The Nats have built a comfortable lead, so these blown saves don’t necessarily hurt as much as they could, right now, but if Williams didn’t step in and do something this team was going to be extremely limited in how far they would go in the postseason. Clippard proved once again that he shouldn’t be the closer, allowing Carl Crawford to hit a game-tying home run in the 14 inning Dodger game, so the job essentially becomes Storen’s to lose.

I know quite a few people are hoping for Matt Thornton to close as well, but he’s the one reliable left-hander in the pen that Williams knows will get a left-hander out. I don’t think you can say the same thing about Jerry Blevins and Ross Detwiler at this point. Anybody added to the roster after August 31 is ineligible for the postseason roster, so the September call ups are out (too bad since Aaron Barrett has looked really sharp since returning), so I think Thornton’s best role remains as a lefty menace.

Other than that, for the week the bullpen tossed 24 2/3 innings with a 2.55 ERA, allowing 21 hits and seven walks while striking out 25.

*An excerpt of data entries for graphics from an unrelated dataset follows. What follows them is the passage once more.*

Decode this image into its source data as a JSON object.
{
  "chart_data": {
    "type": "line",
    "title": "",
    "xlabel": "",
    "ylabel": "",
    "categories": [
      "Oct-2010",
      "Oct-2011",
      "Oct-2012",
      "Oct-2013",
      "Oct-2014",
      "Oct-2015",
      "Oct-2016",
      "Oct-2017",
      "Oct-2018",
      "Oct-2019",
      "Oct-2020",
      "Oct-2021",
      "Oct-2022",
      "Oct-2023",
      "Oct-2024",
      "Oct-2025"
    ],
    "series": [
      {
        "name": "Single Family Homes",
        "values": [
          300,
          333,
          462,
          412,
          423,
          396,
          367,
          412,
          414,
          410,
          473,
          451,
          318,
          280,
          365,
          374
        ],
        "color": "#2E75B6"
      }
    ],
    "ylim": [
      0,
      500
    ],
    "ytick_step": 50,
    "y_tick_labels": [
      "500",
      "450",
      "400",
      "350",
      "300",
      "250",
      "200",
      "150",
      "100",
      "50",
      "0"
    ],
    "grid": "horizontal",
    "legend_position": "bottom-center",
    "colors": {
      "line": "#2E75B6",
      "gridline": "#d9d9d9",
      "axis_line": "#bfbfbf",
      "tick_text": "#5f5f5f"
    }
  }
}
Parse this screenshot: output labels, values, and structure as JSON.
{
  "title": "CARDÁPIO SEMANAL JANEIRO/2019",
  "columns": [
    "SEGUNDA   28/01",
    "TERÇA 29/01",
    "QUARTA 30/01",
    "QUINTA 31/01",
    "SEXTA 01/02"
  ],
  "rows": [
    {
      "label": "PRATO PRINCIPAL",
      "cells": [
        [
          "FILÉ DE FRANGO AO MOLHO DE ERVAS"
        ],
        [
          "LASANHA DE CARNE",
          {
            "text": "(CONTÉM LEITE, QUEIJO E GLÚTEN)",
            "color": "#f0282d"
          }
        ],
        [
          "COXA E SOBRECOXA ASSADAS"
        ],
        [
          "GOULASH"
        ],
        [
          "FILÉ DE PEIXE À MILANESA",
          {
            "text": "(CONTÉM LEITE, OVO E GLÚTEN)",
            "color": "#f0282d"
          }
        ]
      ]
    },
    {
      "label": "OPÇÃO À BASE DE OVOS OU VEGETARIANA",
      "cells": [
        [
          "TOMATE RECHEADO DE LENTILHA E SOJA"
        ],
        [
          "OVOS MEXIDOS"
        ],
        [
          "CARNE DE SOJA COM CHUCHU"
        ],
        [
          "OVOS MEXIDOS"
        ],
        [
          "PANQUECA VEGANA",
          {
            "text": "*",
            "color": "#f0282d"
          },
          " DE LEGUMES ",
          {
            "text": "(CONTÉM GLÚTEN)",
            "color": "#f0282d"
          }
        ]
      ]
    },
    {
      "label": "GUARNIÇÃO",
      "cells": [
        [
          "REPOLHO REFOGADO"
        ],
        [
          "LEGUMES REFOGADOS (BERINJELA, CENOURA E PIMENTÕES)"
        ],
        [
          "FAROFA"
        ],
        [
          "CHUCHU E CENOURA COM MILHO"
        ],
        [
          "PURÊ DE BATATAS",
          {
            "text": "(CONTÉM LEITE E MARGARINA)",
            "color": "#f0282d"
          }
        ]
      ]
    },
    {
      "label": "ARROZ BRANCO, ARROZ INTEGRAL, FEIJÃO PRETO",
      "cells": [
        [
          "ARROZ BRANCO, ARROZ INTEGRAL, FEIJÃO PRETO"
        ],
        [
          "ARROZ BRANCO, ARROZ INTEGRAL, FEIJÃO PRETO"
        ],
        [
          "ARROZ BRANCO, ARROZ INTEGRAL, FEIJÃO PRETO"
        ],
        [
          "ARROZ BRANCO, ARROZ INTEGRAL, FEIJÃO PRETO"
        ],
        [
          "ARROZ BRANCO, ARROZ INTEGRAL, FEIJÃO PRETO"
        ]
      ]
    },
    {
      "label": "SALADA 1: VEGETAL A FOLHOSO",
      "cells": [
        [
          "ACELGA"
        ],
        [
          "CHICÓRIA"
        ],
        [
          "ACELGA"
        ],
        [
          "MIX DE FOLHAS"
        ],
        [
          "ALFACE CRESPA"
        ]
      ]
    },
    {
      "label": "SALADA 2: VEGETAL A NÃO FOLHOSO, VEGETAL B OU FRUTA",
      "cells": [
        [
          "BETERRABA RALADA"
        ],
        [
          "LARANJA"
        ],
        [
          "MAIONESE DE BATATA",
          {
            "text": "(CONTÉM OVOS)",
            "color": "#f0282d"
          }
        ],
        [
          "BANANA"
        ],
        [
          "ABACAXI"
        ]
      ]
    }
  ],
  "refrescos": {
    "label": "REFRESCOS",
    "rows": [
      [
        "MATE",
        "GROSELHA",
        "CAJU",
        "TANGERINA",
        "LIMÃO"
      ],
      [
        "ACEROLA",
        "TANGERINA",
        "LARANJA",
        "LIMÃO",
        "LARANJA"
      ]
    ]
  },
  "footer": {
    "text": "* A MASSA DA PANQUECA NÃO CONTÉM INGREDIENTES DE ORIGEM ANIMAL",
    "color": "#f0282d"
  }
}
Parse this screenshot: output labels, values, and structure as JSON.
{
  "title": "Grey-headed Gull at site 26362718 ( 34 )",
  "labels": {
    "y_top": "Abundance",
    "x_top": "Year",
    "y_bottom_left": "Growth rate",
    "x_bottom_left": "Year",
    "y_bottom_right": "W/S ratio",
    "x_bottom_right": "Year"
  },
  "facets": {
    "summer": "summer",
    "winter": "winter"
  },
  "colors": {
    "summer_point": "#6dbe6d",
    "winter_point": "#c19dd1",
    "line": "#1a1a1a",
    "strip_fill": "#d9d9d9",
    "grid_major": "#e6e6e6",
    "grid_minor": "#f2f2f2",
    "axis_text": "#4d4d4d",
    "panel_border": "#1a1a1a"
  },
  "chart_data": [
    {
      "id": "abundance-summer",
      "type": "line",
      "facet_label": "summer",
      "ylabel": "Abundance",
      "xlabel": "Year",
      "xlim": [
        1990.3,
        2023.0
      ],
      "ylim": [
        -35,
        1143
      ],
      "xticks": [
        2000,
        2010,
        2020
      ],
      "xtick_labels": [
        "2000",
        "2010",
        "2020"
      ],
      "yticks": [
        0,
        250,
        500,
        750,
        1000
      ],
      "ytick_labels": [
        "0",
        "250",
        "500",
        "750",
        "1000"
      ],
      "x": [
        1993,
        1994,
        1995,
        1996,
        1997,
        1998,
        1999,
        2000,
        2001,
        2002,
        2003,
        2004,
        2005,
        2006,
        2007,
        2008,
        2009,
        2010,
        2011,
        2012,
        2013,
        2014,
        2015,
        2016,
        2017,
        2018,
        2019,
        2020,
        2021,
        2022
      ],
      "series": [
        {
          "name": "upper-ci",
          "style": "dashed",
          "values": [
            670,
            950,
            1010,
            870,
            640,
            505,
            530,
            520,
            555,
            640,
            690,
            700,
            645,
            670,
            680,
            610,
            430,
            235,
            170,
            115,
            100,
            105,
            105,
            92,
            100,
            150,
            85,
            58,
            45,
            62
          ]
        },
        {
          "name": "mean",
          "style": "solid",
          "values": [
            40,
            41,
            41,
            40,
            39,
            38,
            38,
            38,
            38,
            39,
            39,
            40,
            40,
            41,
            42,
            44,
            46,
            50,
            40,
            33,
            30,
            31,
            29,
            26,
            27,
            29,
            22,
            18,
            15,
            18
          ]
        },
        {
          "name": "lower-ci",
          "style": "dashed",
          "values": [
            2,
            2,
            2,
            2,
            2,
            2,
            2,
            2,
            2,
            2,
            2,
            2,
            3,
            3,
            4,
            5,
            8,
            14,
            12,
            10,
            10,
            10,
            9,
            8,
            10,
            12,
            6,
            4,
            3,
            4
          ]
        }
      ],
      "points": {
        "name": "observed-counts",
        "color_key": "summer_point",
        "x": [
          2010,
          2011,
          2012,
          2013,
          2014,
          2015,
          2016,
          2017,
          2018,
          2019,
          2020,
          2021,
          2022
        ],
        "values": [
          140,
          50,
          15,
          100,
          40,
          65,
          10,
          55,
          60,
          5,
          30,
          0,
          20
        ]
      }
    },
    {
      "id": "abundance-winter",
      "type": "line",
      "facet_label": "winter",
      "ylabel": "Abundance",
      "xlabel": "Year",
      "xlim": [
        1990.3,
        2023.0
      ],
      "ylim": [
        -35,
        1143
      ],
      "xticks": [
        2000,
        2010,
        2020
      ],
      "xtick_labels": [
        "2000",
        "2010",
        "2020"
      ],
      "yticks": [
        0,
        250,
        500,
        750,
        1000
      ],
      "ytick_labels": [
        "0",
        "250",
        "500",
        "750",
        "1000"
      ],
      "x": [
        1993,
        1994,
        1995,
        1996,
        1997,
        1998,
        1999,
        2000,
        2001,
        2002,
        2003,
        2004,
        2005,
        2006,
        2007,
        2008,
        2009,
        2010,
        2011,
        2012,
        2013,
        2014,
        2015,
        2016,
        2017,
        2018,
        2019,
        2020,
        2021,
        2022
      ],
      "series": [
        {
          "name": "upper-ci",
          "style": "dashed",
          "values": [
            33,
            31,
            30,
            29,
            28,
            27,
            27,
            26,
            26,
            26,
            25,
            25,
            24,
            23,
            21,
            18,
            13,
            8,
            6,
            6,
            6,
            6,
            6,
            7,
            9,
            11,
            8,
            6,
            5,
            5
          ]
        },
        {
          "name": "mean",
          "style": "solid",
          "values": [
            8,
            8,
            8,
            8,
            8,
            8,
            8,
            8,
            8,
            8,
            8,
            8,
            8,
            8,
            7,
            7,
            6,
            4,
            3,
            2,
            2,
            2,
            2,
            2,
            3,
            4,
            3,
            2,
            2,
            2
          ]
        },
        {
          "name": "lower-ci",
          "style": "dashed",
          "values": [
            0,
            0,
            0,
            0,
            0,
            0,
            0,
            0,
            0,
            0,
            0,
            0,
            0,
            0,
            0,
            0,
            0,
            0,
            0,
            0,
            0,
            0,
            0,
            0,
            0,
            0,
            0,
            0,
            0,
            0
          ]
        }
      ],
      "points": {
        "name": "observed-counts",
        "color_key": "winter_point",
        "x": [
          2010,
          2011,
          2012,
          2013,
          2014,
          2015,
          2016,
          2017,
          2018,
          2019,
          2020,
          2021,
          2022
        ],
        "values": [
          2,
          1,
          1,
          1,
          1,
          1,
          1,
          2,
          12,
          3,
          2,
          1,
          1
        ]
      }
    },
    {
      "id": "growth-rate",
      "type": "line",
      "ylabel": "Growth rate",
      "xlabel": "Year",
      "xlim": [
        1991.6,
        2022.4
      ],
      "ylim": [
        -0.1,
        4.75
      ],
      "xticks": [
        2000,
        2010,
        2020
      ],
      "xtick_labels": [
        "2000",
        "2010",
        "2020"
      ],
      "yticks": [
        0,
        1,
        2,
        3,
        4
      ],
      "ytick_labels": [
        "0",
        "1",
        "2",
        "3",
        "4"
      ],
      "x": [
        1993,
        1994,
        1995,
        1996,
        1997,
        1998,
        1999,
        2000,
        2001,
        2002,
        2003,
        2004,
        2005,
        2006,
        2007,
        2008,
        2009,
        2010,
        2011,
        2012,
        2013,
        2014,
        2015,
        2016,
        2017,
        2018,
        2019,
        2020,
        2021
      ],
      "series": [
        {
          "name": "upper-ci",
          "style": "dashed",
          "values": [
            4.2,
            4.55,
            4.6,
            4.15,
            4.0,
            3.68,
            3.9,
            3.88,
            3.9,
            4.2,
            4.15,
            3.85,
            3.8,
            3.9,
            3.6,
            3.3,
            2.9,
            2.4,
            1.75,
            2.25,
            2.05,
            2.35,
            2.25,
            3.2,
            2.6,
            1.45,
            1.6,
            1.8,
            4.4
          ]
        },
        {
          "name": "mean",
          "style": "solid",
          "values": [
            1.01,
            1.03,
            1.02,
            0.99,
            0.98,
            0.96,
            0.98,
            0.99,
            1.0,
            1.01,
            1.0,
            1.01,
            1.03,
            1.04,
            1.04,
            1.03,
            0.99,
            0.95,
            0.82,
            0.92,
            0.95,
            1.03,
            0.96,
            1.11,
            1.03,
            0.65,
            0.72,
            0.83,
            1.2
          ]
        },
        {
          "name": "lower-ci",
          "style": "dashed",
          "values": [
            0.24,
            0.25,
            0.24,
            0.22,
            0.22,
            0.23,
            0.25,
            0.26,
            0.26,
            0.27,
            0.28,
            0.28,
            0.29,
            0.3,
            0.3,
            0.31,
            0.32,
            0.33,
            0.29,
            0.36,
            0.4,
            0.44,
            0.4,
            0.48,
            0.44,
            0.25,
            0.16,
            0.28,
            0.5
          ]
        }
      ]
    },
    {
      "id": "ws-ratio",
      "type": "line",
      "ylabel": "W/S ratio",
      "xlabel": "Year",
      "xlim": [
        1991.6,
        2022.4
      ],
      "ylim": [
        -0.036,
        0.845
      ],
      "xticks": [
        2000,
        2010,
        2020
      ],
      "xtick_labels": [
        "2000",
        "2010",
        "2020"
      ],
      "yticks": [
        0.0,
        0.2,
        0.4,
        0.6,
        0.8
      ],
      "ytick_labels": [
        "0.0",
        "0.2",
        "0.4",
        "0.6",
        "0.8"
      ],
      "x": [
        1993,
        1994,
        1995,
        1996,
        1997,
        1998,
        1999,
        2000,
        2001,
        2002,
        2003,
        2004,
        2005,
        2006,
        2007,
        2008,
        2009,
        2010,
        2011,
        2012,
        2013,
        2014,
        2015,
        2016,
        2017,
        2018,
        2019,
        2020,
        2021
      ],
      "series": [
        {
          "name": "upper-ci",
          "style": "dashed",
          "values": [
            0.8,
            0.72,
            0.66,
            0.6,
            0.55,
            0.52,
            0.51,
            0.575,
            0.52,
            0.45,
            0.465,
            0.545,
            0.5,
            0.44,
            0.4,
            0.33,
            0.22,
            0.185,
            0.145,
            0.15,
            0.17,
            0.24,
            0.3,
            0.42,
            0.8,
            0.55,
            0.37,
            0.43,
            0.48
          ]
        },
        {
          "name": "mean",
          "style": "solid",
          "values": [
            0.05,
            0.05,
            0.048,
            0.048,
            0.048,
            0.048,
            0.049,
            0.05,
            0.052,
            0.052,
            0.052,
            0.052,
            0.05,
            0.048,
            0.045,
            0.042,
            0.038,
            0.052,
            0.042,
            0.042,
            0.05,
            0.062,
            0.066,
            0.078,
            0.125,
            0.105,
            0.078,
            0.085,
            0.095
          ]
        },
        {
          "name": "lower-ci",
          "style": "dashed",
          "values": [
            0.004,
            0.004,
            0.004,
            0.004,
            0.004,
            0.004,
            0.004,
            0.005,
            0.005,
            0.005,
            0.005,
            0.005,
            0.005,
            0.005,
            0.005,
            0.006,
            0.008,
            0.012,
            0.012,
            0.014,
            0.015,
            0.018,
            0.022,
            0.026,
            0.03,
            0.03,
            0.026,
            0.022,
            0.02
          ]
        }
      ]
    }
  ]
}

The Nats currently have a seven game lead on the Braves, and with 21 games remaining now is the time to finish off Atlanta and prepare for the NLCS. And, as luck would have it, Atlanta visits DC for a three-game series beginning Monday. The Nats then travel to New York for four with the Mets.

Both Fister and Jordan Zimmermann pitch twice this week, and the Nats will need both to be in top form to handle the always dangerous Braves and a Mets team that has won six of their last nine, including a 14-5 pasting of the Reds on Friday.